As the Saigon River’s tributaries snake their way through mangrove and lowland jungle toward the East Sea, Ho Chi Minh’s nearest beach town peaks through the ocean mist. Vung Tau lies an hour and a half southeast of Vietnam’s largest city and is more commonly visited by domestic tourists than international travelers.
There are a few different ways to reach Vung Tau from Saigon. Most travelers opt for a bus or van and this trip should take around an hour and a half. It’s a relatively smooth and easy affair as the two cities are connected by a major highway. However, for the more adventurous travelers, there is an even better option.
From District 1 in downtown Saigon, a number of different hydrofoils ferry passengers to and from the beach. These high-speed boats should generally complete the journey about a half hour faster than a bus. For many, twisting through mangrove jungle is a far more pleasant experience than roaring down the highway. However, be warned that it’s not entirely uncommon for these boats to break down and travel times to double; so again this is the more adventurous route. Tickets can be bought in Saigon at Bach Dang Pier and shouldn’t be more than 10 USD each way.

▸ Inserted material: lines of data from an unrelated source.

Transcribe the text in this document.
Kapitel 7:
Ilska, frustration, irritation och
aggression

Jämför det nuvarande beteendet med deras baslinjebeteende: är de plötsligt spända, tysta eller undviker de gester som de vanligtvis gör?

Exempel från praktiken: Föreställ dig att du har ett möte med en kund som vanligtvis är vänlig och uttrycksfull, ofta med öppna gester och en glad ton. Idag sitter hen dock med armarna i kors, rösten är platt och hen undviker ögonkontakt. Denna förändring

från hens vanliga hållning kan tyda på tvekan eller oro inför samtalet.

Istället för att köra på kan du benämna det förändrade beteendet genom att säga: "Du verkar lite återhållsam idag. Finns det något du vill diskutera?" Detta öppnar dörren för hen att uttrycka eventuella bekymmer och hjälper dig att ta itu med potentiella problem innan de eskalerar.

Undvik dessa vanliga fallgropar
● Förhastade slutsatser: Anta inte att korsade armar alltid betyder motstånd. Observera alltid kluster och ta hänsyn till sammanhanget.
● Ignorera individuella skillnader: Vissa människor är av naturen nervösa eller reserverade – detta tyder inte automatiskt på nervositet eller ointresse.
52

As the hydrofoil whips into the East Sea toward Vung Tau, one of the first signs of the city you’ll see will be a large, white statue of Jesus jutting from a coastal jungle mount. After arriving at port, walk toward Phan Chu Trinh street until you reach the stairs at the base of Small Mountain. This lush outcropping is only 200 meters tall, yet offers fantastic views of the city, beaches and sea. Once reaching the summit, pay the nominal fee and climb to the top of the lighthouse.

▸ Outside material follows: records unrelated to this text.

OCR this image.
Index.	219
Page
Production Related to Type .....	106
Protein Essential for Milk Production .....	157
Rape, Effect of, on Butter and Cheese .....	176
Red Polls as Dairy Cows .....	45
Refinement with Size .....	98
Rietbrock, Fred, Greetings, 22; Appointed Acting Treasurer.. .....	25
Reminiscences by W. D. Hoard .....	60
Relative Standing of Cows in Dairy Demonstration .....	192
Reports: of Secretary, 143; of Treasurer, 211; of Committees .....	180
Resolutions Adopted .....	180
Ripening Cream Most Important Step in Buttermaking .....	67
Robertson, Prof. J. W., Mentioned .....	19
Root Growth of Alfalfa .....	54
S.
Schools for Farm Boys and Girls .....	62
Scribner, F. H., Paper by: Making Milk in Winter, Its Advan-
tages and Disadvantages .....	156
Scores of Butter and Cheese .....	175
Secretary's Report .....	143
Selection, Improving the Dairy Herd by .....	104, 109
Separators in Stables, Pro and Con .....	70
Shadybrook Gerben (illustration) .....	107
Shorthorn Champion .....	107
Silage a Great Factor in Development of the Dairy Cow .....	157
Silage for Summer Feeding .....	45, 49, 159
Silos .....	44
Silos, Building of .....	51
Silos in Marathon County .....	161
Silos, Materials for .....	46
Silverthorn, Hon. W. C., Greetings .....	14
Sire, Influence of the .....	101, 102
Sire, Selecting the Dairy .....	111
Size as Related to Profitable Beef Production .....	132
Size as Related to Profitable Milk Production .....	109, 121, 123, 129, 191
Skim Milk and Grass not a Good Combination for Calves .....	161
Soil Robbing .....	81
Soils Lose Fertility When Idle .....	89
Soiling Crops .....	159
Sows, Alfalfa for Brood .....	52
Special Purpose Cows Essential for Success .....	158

For some, Vung Tau’s beaches may be a bit of a letdown. They’re not always the cleanest and certainly not to be compared to the beautiful beaches that dot southeast Asia. However, they are the close to Saigon and certainly a refreshing alternative to the concrete chaos. After working up a sweat on Small Mountain, walk away from the port and toward the sea. Back Beach runs for three kilometers on the eastern-facing edge of the city. Umbrellas and beach chairs can be rented for a dollar each and a number of different seaside businesses rent surf and kite boards.

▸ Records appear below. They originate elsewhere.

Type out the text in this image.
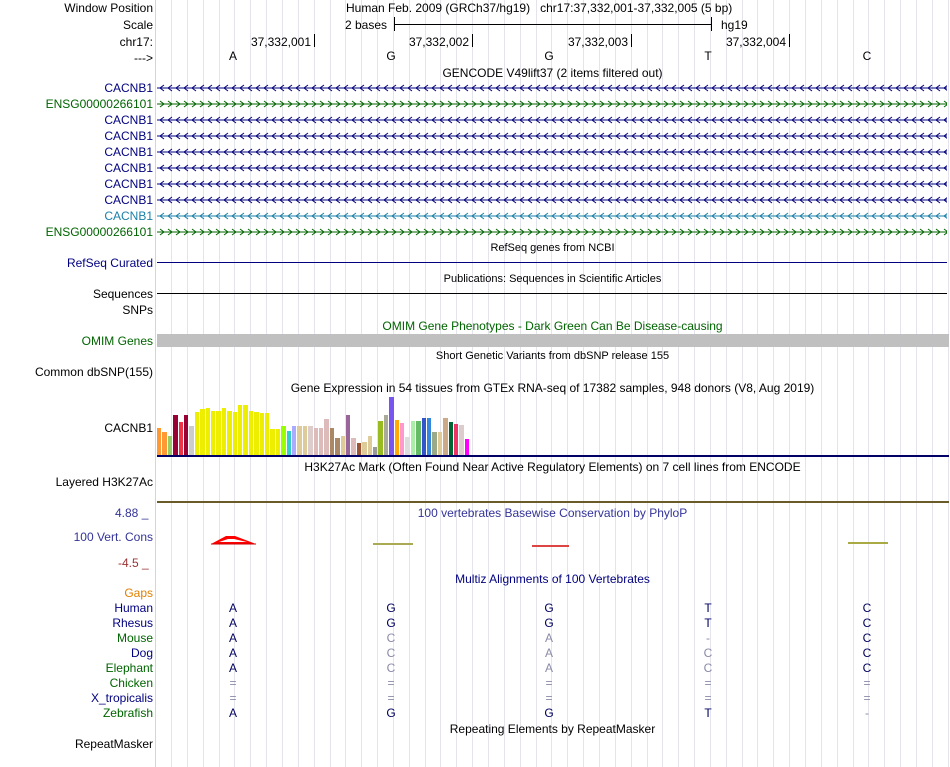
Window Position	Human Feb. 2009 (GRCh37/hg19)   chr17:37,332,001-37,332,005 (5 bp)
Scale	2 bases	hg19
chr17:	37,332,001	37,332,002	37,332,003	37,332,004
--->	A	G	G	T	C
GENCODE V49lift37 (2 items filtered out)
CACNB1
ENSG00000266101
CACNB1
CACNB1
CACNB1
CACNB1
CACNB1
CACNB1
CACNB1
ENSG00000266101
RefSeq genes from NCBI
RefSeq Curated
Publications: Sequences in Scientific Articles
Sequences
SNPs
OMIM Gene Phenotypes - Dark Green Can Be Disease-causing
OMIM Genes
Short Genetic Variants from dbSNP release 155
Common dbSNP(155)
Gene Expression in 54 tissues from GTEx RNA-seq of 17382 samples, 948 donors (V8, Aug 2019)
CACNB1
H3K27Ac Mark (Often Found Near Active Regulatory Elements) on 7 cell lines from ENCODE
Layered H3K27Ac
100 vertebrates Basewise Conservation by PhyloP
4.88 _
100 Vert. Cons
-4.5 _
Multiz Alignments of 100 Vertebrates
Gaps
Human	A	G	G	T	C
Rhesus	A	G	G	T	C
Mouse	A	C	A	-	C
Dog	A	C	A	C	C
Elephant	A	C	A	C	C
Chicken	=	=	=	=	=
X_tropicalis	=	=	=	=	=
Zebrafish	A	G	G	T	-
Repeating Elements by RepeatMasker
RepeatMasker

In the afternoon, make your way back towards the port and purchase a ticket on the Doppel Mayer Cable Car for 15USD. After a short ride you’ll be met by some of the nicest views the city has to offer. Look out toward the sea and the statue atop Small Mountain. Have a snack at one of the food stalls and relax with the refreshingly calm and cool sea breeze.
Back down at sea level, it’s time to eat and seafood’s on the menu. Walk or take a cab along the rocky coast until you arrive at Ganh Hoa. This sprawling restaurant hanging over the East Sea may be home to the province’s best seafood. Fill up on oysters and fried squid as the sun sets and the lights of ships waiting to land in Saigon begin to illuminate the horizon.